Norveç hükümeti, dünya tarımını nükleer savaş, meteor çarpması, iklim değişikliği gibi gelecekteki muhtemel felaketlerden korumayı amaçlayan sığınağın inşaatına martta başlanacağını ve inşaatın 2008'de tamamlanmasının öngörüldügünü açıkladı.
Sığınağın mimari planlarını tanıtan Norveç hükümeti, 3 milyon tohum örneğine ev sahipliği yapacak 120 metre uzunluğundaki tohum sığınağının maliyetinin 5 milyon doları bulacağını bildirdi.
Sığınaktaki tohumların muhafazası ve toplanması Küresel Tahıl Çeşitliliği ("The Global Crop Diversity Trust") adlı bir vakıf tarafından yapılacak.
Özelikle küresel ısınma sonucu Grönland, Kuzey ve Güney Kutuplarındaki buz tabakasının erimesiyle yükselecek su seviyesinin üzerinde kalacağı hesaplanan sığınaktaki tohumlar, Kuzey Kutbu sıcaklık koşullarının etkisiyle eksi 18 derecede saklanacak.
****
BBC'de aynı haber. (Sayfaya gitmek için resmin üzerine tıklayınız!)

Ayrıca Google görsellerinde Svalbard'dan çeşitli görüntüler:
Google Images/ Svalbard

Norveç'ten İda Dağı'na!...

Tam bu haberi hazırlarken az önce gelen bir e-posta kanalıyla öğreniyoruz ki Doğal Yaşam ve Ekolojik Çözümler Merkezi, İDA-Kazdağı'nda GDO'lu tohumlara karşı çıkarken, bir yandan da temiz tohumları saklamak için "İmece Evi"ndeki iki buzdolabı ve küçük bir depoda bir "mini banka/tohum saklama merkezi" kurmuş.

Bu merkezin 13 Şubat 2007 tarihli İsmail Yenigün imzalı bir de çağrısı var. Şöyle diyorlar:

"Sevgili arkadaşlar biliyorsunuz Mart ayı yaklaşıyor. Yani tohumlar toprakla buluşmaya başlayacak. Aylardır tohum yasası, GDO lu tohum derken bizde bir şeyler yapalım dedik. Bahçelerimize ekeceğimiz temiz, güvenilir tohumu bulmak için araştırma yaparken bu arayışımızı genişletip minik bir tohum bankası ve takas merkezi oluşturmaya başladık.
Arkadaşlardan gelen iki buzdolabını ve görece nem-ısı kontrollü bir minik depomuzu BANKA (!) olarak faaliyete başlattık ::-)

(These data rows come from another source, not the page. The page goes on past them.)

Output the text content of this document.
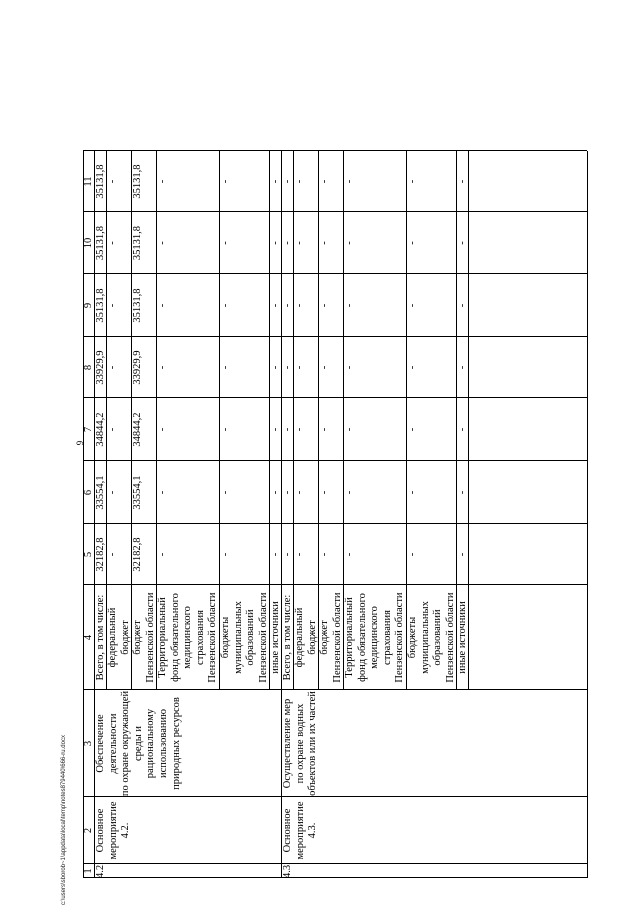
9
c:\users\sborob~1\appdata\local\temp\notes879440\666-ru.docx 1
2
3
4
5
6
7
8
9
10
11
Всего, в том числе:
32182,8
33554,1
34844,2
33929,9
35131,8
35131,8
35131,8
федеральный
бюджет
-
-
-
-
-
-
-
бюджет
Пензенской области
32182,8
33554,1
34844,2
33929,9
35131,8
35131,8
35131,8
Территориальный
фонд обязательного
медицинского
страхования
Пензенской области
-
-
-
-
-
-
-
бюджеты
муниципальных
образований
Пензенской области
-
-
-
-
-
-
-
иные источники
-
-
-
-
-
-
-
4.2.
Основное
мероприятие 4.2.
Обеспечение
деятельности
по охране окружающей
среды и рациональному
использованию
природных ресурсов
Всего, в том числе:
-
-
-
-
-
-
-
федеральный
бюджет
-
-
-
-
-
-
-
бюджет
Пензенской области
-
-
-
-
-
-
-
Территориальный
фонд обязательного
медицинского
страхования
Пензенской области
-
-
-
-
-
-
-
бюджеты
муниципальных
образований
Пензенской области
-
-
-
-
-
-
-
иные источники
-
-
-
-
-
-
-
4.3.
Основное
мероприятие 4.3.
Осуществление мер
по охране водных
объектов или их частей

İlk cam kavanozlarımızı etiketleyip yerleştirdik bile…
Şimdi sizden isteğimiz çiftliğinizde, köyünüzde, çevrenizde, tanıdığınızdan temiz, üreticinin kendisi tarafından ayrılmış tohumlardan bize, “imece”ye yollamanız. Tarım ilacı, yada suni gübre kullanılmamış bitkilerden ayrıldığına dikkat ederek her tohum ambalajına cinsini ve bölgesini, mümkünse saklayanın iletişim bilgisini yazıp kargoya vermeniz. Eğer üretici iseniz ve tohum ihtiyacınızı da lütfen belirtin.
Bu sevimli telaşımızı paylaştığınız için teşekkürler."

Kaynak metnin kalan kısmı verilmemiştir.